It's an aside but yes, there is computer language. Humans created the computer and the computer language. You don't have the computer to speak the language or the language itself without many prerequisites.

It's a specious move to say that "because things might have been some other way, how they actually are doesn't matter." It's very Rawlsian. It's true that theoretically there's no necessity, but not actually.

But aside from that, this whole argument about whether language is as important (or necessary...?) as concrete, or other material objects (a finicky definition, as language is material, whether spoken or written) is a red herring, and I always feel a bit silly when I engage in the debate. Even if life can go on existing without language, making the leap to life being more important than language is simply a non sequitur. Bear in mind, I'm not even trying to say that language is more important than life, or concrete, or anything else. In fact, my argument is that it's preposterous to make such arguments since you need language in order to conceptualize things like "life," "language," and "concrete." It makes no sense to think of importance outside of linguistic (or at the very least, higher-level representational) cognition. So from there we move from importance to chronology: "well, life existed prior to language, so without life there's no language." To that, I repeat myself:

a) It's not necessarily true that without life there's no language.

b) Without language (or some other, comparable expressive/cognitive mode) we couldn't even begin to comprehend what it would mean for life to come first, or exist without language.

It's also not necessarily true that there's no flying spaghetti monster.

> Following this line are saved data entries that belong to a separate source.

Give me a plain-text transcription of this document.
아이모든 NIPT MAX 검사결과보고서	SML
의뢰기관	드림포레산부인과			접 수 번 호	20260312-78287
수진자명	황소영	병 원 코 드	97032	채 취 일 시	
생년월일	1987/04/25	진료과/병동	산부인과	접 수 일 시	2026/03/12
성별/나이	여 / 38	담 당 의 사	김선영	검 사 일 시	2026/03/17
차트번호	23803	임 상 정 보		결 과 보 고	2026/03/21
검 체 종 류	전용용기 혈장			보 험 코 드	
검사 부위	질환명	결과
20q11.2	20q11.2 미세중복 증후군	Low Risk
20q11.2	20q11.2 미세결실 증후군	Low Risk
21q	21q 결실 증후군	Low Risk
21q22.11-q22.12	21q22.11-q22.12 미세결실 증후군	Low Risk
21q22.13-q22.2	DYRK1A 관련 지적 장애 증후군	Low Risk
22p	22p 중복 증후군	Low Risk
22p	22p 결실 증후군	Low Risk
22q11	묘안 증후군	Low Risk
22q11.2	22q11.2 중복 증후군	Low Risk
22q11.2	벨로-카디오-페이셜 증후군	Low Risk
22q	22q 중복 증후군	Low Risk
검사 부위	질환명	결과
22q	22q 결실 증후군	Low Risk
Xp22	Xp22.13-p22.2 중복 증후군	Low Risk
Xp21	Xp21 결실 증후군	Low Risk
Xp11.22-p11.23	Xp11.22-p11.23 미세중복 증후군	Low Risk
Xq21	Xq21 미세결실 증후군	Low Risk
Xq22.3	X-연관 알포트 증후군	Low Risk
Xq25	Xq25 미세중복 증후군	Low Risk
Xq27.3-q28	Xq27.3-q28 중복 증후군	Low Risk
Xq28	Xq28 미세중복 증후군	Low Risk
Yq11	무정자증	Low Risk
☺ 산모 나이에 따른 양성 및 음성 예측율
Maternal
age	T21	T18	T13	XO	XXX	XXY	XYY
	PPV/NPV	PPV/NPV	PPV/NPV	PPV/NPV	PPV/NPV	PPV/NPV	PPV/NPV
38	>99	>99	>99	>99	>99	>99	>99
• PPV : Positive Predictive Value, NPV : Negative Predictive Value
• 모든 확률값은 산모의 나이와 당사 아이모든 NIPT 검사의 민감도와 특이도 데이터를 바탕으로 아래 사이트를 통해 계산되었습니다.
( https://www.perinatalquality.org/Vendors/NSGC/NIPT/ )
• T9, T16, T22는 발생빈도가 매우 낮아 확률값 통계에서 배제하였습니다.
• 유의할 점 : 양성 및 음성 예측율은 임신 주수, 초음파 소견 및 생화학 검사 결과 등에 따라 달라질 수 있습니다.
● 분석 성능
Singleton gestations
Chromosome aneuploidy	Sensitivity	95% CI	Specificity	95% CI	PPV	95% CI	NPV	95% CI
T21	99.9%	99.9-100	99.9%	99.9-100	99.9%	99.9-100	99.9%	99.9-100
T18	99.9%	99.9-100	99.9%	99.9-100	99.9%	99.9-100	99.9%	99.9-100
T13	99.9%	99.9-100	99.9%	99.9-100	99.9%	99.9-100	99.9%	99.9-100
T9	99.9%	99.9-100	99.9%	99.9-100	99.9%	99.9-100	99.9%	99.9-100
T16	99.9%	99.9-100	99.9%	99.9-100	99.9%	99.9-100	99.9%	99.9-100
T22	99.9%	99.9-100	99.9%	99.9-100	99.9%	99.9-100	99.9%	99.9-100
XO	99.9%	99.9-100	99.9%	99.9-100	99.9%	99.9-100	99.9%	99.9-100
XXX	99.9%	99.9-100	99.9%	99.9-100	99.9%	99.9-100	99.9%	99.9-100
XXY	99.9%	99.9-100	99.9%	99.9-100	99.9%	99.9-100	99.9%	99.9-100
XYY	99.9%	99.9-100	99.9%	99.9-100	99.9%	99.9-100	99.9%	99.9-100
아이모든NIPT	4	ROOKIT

As far as Point B, I just don't see why you find this to be such an amazing argument. It's like arguing the territory only matters because we have a map. That's quite the perversion of "the map is not the territory."
 
Edit: When I said disembodied behaviors I didn't mean non-material. I was referring to more base substrates than the full human body, animals, etc.

But behavior doesn't end at genes, cells, etc. It extends to more complex behaviors like speech, reading, social etiquette, etc.

It's an aside but yes, there is computer language. Humans created the computer and the computer language. You don't have the computer to speak the language or the language itself without many prerequisites.

It's a specious move to say that "because things might have been some other way, how they actually are doesn't matter." It's very Rawlsian. It's true that theoretically there's no necessity, but not actually.

I didn't say that because things could be different, how they are doesn't matter. In fact, I'm saying that how things are does matter. Language matters, social organization matters, communication matters--all as much as the ground we walk on. Just because our experience is contingent on a series of past events (also entirely contingent) doesn't mean our experiences don't matter. It does mean, however, that our judgments about our experiences are also contingent, and dependent upon our perceptions as much as they are dependent on material conditions (a porous distinction in the first place).

Whenever we have this conversation, you tend to extend my emphasis on perspectivism to a radical extreme: i.e. that nothing matters except what we perceive. That's not what I'm saying. I am saying that our perceptions exist as part of the material world, and are therefore as important as any other aspect of reality (however we define it).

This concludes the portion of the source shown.